Pseudomonas aeruginosa (PAO1) is a major cause of hospital acquired infections, exerts the highest case fatality rate among Gram-negative pathogens, and contributes to mortality in cystic fibrosis patients.  As we have previously shown that a PAO1 hfq- mutant was significantly attenuated in virulence, it can be anticipated that ncRNAs are involved in regulation of many virulence genes.  The complexity of post-transcriptional regulation mediated by Hfq became apparent when we compared the transcriptome profiles of PAO1 with the of an isogenic hfq- mutant.  The complex regulatory circuit affected by Hfq involved stabilization of a regulatory RNA, which indirectly affects a regulatory cascade, mediating virulence gene expression. The ongoing and future P. aeruginosa project, which is currently the major topic in my laboratory, is concentrating on the following topics: (i) detection of sRNAs under various stress conditions, including identification of Hfq-binding sRNAs from clinical P. aeruginosa strains present in the sputum of cystic fibrosis patients, and (ii) validation of their potential target genes using biochemical and genetic methods.  It is anticipated that these approaches will reveal sRNAs involved in virulence gene expression, i.e. in post-transcriptional regulation of the PAO1 pathogenome.  To this end we have obtained evidence that some of the identified and characterized sRNAs impact on multi-drug resistance in PAO1 and on synthesis of the virulence factor pyocyanin.

 

Post-transcriptional regulation in the archaeon Sulfolobus solfataricus. 
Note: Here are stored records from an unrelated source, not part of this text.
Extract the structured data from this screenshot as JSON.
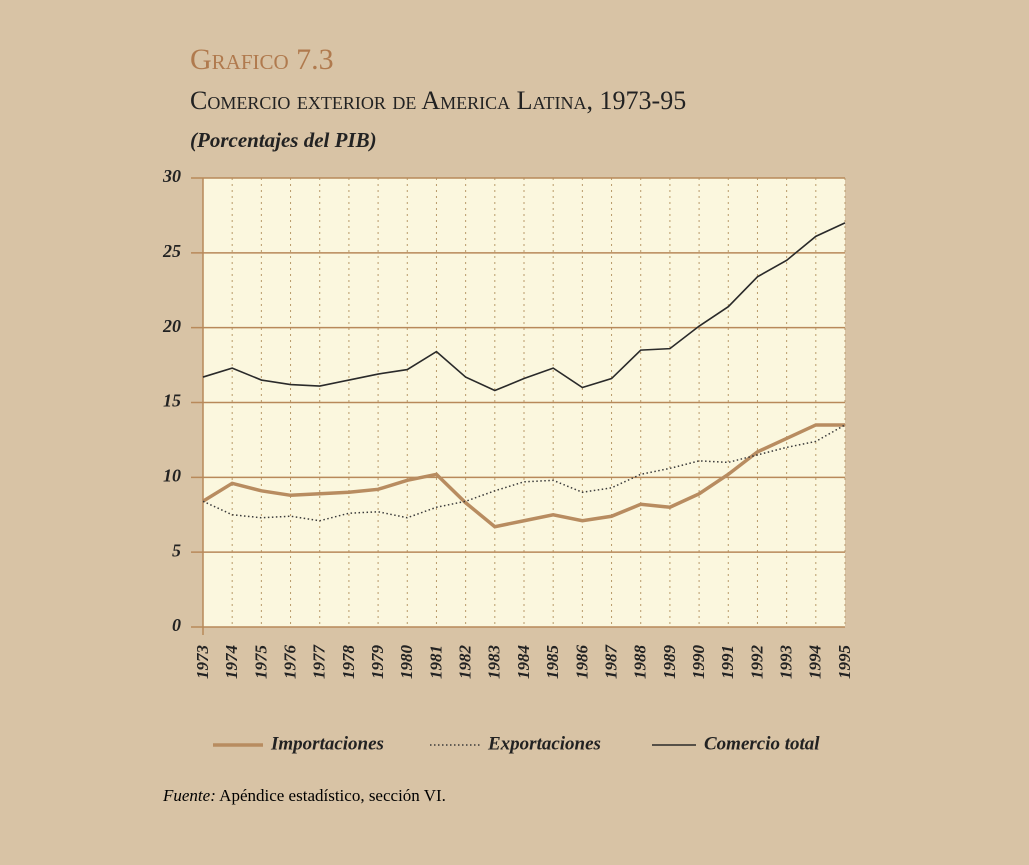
{
  "chart_data": {
    "type": "line",
    "title": "Grafico 7.3",
    "subtitle": "Comercio exterior de America Latina, 1973-95",
    "unit_note": "(Porcentajes del PIB)",
    "categories": [
      "1973",
      "1974",
      "1975",
      "1976",
      "1977",
      "1978",
      "1979",
      "1980",
      "1981",
      "1982",
      "1983",
      "1984",
      "1985",
      "1986",
      "1987",
      "1988",
      "1989",
      "1990",
      "1991",
      "1992",
      "1993",
      "1994",
      "1995"
    ],
    "series": [
      {
        "name": "Importaciones",
        "color": "#b88c60",
        "style": "solid-thick",
        "values": [
          8.4,
          9.6,
          9.1,
          8.8,
          8.9,
          9.0,
          9.2,
          9.8,
          10.2,
          8.3,
          6.7,
          7.1,
          7.5,
          7.1,
          7.4,
          8.2,
          8.0,
          8.9,
          10.2,
          11.7,
          12.6,
          13.5,
          13.5
        ]
      },
      {
        "name": "Exportaciones",
        "color": "#3a3a3a",
        "style": "dotted",
        "values": [
          8.4,
          7.5,
          7.3,
          7.4,
          7.1,
          7.6,
          7.7,
          7.3,
          8.0,
          8.4,
          9.1,
          9.7,
          9.8,
          9.0,
          9.3,
          10.2,
          10.6,
          11.1,
          11.0,
          11.5,
          12.0,
          12.4,
          13.5
        ]
      },
      {
        "name": "Comercio total",
        "color": "#2a2a2a",
        "style": "solid",
        "values": [
          16.7,
          17.3,
          16.5,
          16.2,
          16.1,
          16.5,
          16.9,
          17.2,
          18.4,
          16.7,
          15.8,
          16.6,
          17.3,
          16.0,
          16.6,
          18.5,
          18.6,
          20.1,
          21.4,
          23.4,
          24.5,
          26.1,
          27.0
        ]
      }
    ],
    "ylim": [
      0,
      30
    ],
    "yticks": [
      0,
      5,
      10,
      15,
      20,
      25,
      30
    ],
    "grid": true,
    "source_label": "Fuente:",
    "source_text": "Apéndice estadístico, sección VI."
  }
}
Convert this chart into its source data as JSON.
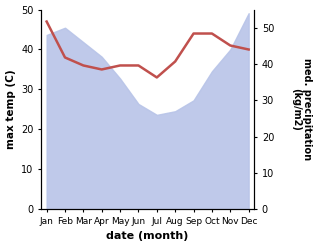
{
  "months": [
    "Jan",
    "Feb",
    "Mar",
    "Apr",
    "May",
    "Jun",
    "Jul",
    "Aug",
    "Sep",
    "Oct",
    "Nov",
    "Dec"
  ],
  "month_indices": [
    0,
    1,
    2,
    3,
    4,
    5,
    6,
    7,
    8,
    9,
    10,
    11
  ],
  "precipitation": [
    48,
    50,
    46,
    42,
    36,
    29,
    26,
    27,
    30,
    38,
    44,
    54
  ],
  "temperature": [
    47,
    38,
    36,
    35,
    36,
    36,
    33,
    37,
    44,
    44,
    41,
    40
  ],
  "temp_color": "#c0504d",
  "precip_color_fill": "#b8c4e8",
  "background_color": "#ffffff",
  "ylim_left": [
    0,
    50
  ],
  "ylim_right": [
    0,
    55
  ],
  "yticks_left": [
    0,
    10,
    20,
    30,
    40,
    50
  ],
  "yticks_right": [
    0,
    10,
    20,
    30,
    40,
    50
  ],
  "xlabel": "date (month)",
  "ylabel_left": "max temp (C)",
  "ylabel_right": "med. precipitation\n(kg/m2)",
  "title": ""
}
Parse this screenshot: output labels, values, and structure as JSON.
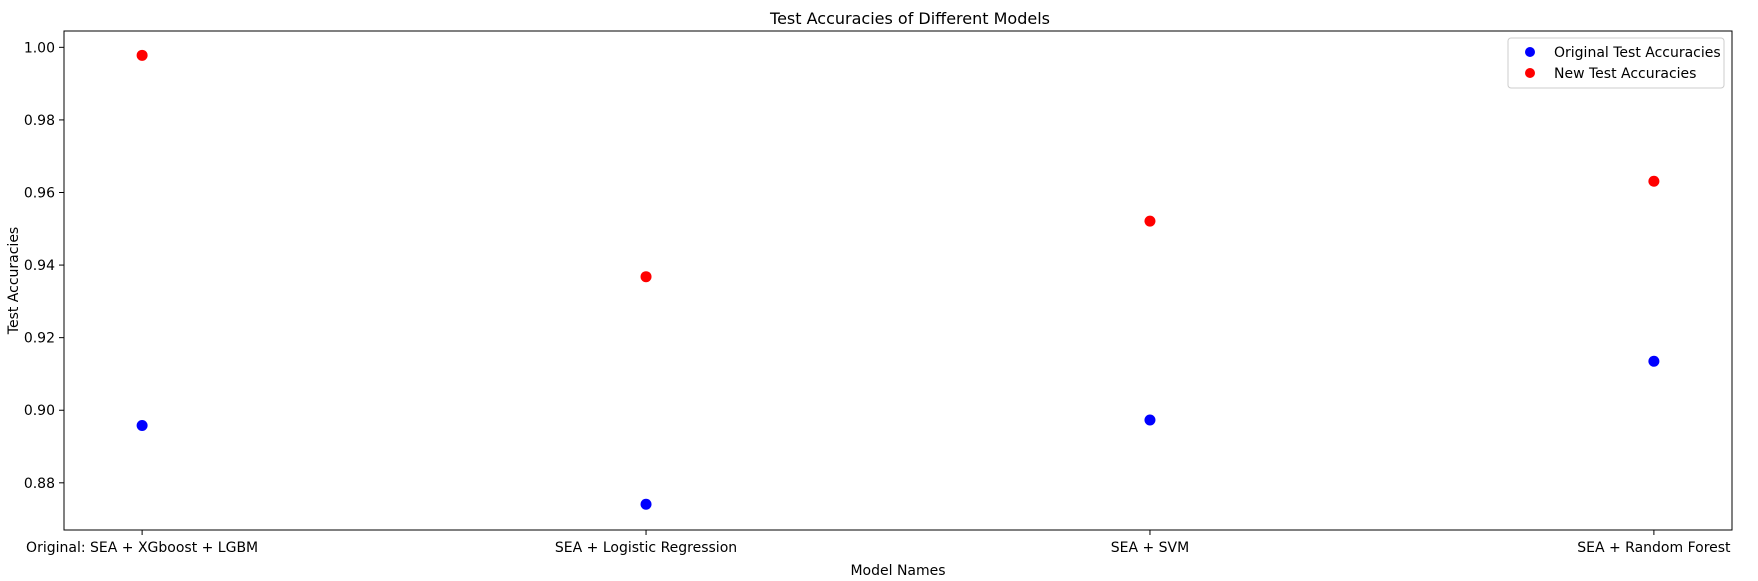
{
  "chart_data": {
    "type": "scatter",
    "title": "Test Accuracies of Different Models",
    "xlabel": "Model Names",
    "ylabel": "Test Accuracies",
    "categories": [
      "Original: SEA + XGboost + LGBM",
      "SEA + Logistic Regression",
      "SEA + SVM",
      "SEA + Random Forest"
    ],
    "ylim": [
      0.867,
      1.0045
    ],
    "yticks": [
      0.88,
      0.9,
      0.92,
      0.94,
      0.96,
      0.98,
      1.0
    ],
    "ytick_labels": [
      "0.88",
      "0.90",
      "0.92",
      "0.94",
      "0.96",
      "0.98",
      "1.00"
    ],
    "grid": false,
    "legend_position": "top-right",
    "series": [
      {
        "name": "Original Test Accuracies",
        "color": "#0000ff",
        "values": [
          0.8958,
          0.8741,
          0.8973,
          0.9135
        ]
      },
      {
        "name": "New Test Accuracies",
        "color": "#ff0000",
        "values": [
          0.9978,
          0.9368,
          0.9521,
          0.9631
        ]
      }
    ]
  }
}
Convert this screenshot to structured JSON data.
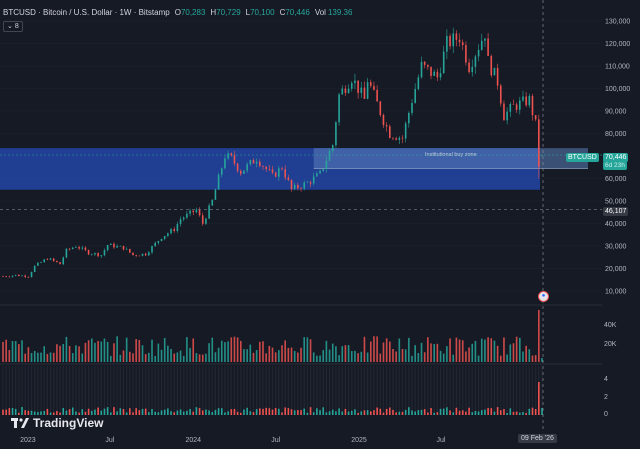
{
  "header": {
    "title": "BTCUSD · Bitcoin / U.S. Dollar · 1W · Bitstamp",
    "open_label": "O",
    "open": "70,283",
    "high_label": "H",
    "high": "70,729",
    "low_label": "L",
    "low": "70,100",
    "close_label": "C",
    "close": "70,446",
    "vol_label": "Vol",
    "vol": "139.36"
  },
  "indicator_badge": {
    "count": "8"
  },
  "price_axis": [
    "130,000",
    "120,000",
    "110,000",
    "100,000",
    "90,000",
    "80,000",
    "70,000",
    "60,000",
    "50,000",
    "40,000",
    "30,000",
    "20,000",
    "10,000"
  ],
  "volume_axis": [
    "40K",
    "20K"
  ],
  "osc_axis": [
    "4",
    "2",
    "0"
  ],
  "time_axis": [
    "2023",
    "Jul",
    "2024",
    "Jul",
    "2025",
    "Jul"
  ],
  "zone": {
    "label": "Institutional buy zone"
  },
  "last_price": {
    "symbol": "BTCUSD",
    "price": "70,446",
    "countdown": "6d 23h"
  },
  "crosshair": {
    "price": "46,107",
    "date": "09 Feb '26"
  },
  "brand": {
    "name": "TradingView"
  },
  "colors": {
    "up": "#26a69a",
    "down": "#ef5350",
    "zone": "#2962ff",
    "background": "#161a25"
  },
  "chart_data": {
    "type": "candlestick",
    "symbol": "BTCUSD",
    "interval": "1W",
    "x_range": [
      "2022-11",
      "2026-02"
    ],
    "y_range": [
      0,
      130000
    ],
    "zone": {
      "y_low": 55000,
      "y_high": 73500,
      "label": "Institutional buy zone"
    },
    "last_close": 70446,
    "price_path": [
      [
        "2022-11-07",
        16500
      ],
      [
        "2022-12-05",
        17000
      ],
      [
        "2023-01-02",
        16600
      ],
      [
        "2023-01-16",
        21000
      ],
      [
        "2023-02-13",
        24500
      ],
      [
        "2023-03-13",
        22000
      ],
      [
        "2023-03-27",
        28000
      ],
      [
        "2023-04-17",
        30000
      ],
      [
        "2023-05-15",
        27000
      ],
      [
        "2023-06-12",
        26000
      ],
      [
        "2023-06-26",
        30500
      ],
      [
        "2023-07-31",
        29200
      ],
      [
        "2023-08-21",
        26000
      ],
      [
        "2023-09-18",
        26500
      ],
      [
        "2023-10-23",
        34000
      ],
      [
        "2023-11-20",
        37500
      ],
      [
        "2023-12-04",
        42000
      ],
      [
        "2024-01-08",
        46000
      ],
      [
        "2024-01-22",
        40000
      ],
      [
        "2024-02-12",
        50000
      ],
      [
        "2024-03-11",
        70000
      ],
      [
        "2024-03-25",
        69000
      ],
      [
        "2024-04-15",
        63000
      ],
      [
        "2024-05-20",
        69000
      ],
      [
        "2024-06-24",
        61000
      ],
      [
        "2024-07-15",
        65000
      ],
      [
        "2024-08-05",
        55000
      ],
      [
        "2024-09-09",
        58000
      ],
      [
        "2024-10-07",
        62000
      ],
      [
        "2024-11-04",
        75000
      ],
      [
        "2024-11-18",
        97000
      ],
      [
        "2024-12-16",
        105000
      ],
      [
        "2025-01-13",
        95000
      ],
      [
        "2025-01-20",
        104000
      ],
      [
        "2025-02-24",
        86000
      ],
      [
        "2025-03-10",
        80000
      ],
      [
        "2025-04-07",
        78000
      ],
      [
        "2025-04-28",
        95000
      ],
      [
        "2025-05-19",
        110000
      ],
      [
        "2025-06-23",
        105000
      ],
      [
        "2025-07-14",
        120000
      ],
      [
        "2025-08-11",
        123000
      ],
      [
        "2025-09-01",
        110000
      ],
      [
        "2025-10-06",
        125000
      ],
      [
        "2025-10-13",
        112000
      ],
      [
        "2025-11-03",
        103000
      ],
      [
        "2025-11-17",
        88000
      ],
      [
        "2025-12-08",
        92000
      ],
      [
        "2026-01-12",
        95000
      ],
      [
        "2026-01-26",
        84000
      ],
      [
        "2026-02-02",
        66000
      ],
      [
        "2026-02-09",
        70446
      ]
    ]
  }
}
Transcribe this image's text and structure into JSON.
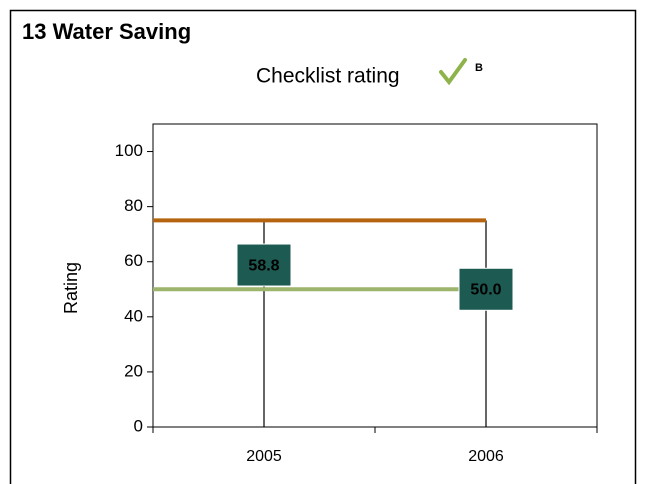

In contrast to Bacteria and Eukaryotes, the process of protein biosynthesis (translation), particularly that of translation initiation, is poorly understood in Archaea, representing the third domain of life.  We have chosen the thermophilic archaeon S. solfataricus as a model system because its genome sequence is completed.  This allowed cloning and purification of different translation initiation factors, the functions of which we are currently exploring.  We were able to demonstrate that the trimeric SSO translation initiation factor 2 (a/eIF2) is, like its eukaryotic counterpart eIF2, pivotal for delivery of initiator tRNA to the ribosome.  However, in contrast to the eukaryal protein, the γ-subunit of a/eIF2 does possesses an intrinsic capacity for tRNAi binding, which could suggest that the γ-subunit functioned as a monomer earlier in evolution.  Nevertheless, a stable interaction with charged tRNAi required the presence of both, the α- and γ-subunits, whereas in Eukaryotes the α- and β-subunit are required.  These differences can be explained in light of the crystal structures of the a/eIF2-γ subunit and that of the trimeric factor, which have been elucidated in collaboration with the Garber laboratory (Russian Academy of Science, Pushchino).  Moreover, we were able to show that the a/eIF2 γ-subunit exhibits an additional function with resemblance to the eukaryotic cap-complex.  It binds to the 5´-triphosphate end of mRNAs and counteracts 5´- to 3´- mRNA decay in SSO.  This unprecedented capacity of the archaeal initiation factor further indicates that 5´→ 3´ directional mRNA decay is a pathway common to all domains of life.  These intriguing observations provide a basis for future studies towards the function of the a/eIF2-γ subunit in SSO mRNA metabolism.  In contrast to energetically favorable chemoorganotrophic growth, Sulfolobus also thrives in sulfur-rich hot springs, where it grows chemolithotrophically.  In future research we will address questions concerning the protective role of a/eF2-γ in long-term survival under famine conditions, when the synthesis of ribosomes is likely to be decreased.  These studies are also expected to contribute to archaeal Molecular Biotechnology in that a better understanding of post-transcriptional processes in Archaea can benefit the use of these organisms for the production of valuable heat stable enzymes.

 

Phage-derived Proteins as novel Antimicrobials

The appearance of multi-resistant bacterial pathogens has become a serious threat.  An alternative to antibiotics to treat bacterial infections is the use of bacteriophage-derived proteins.  A biotechnology driven project focuses on engineering of genetically modified antimicrobial peptides specific for the human pathogen Staphylococcus aureus with the aim to generate safe and highly specific therapeutic agents.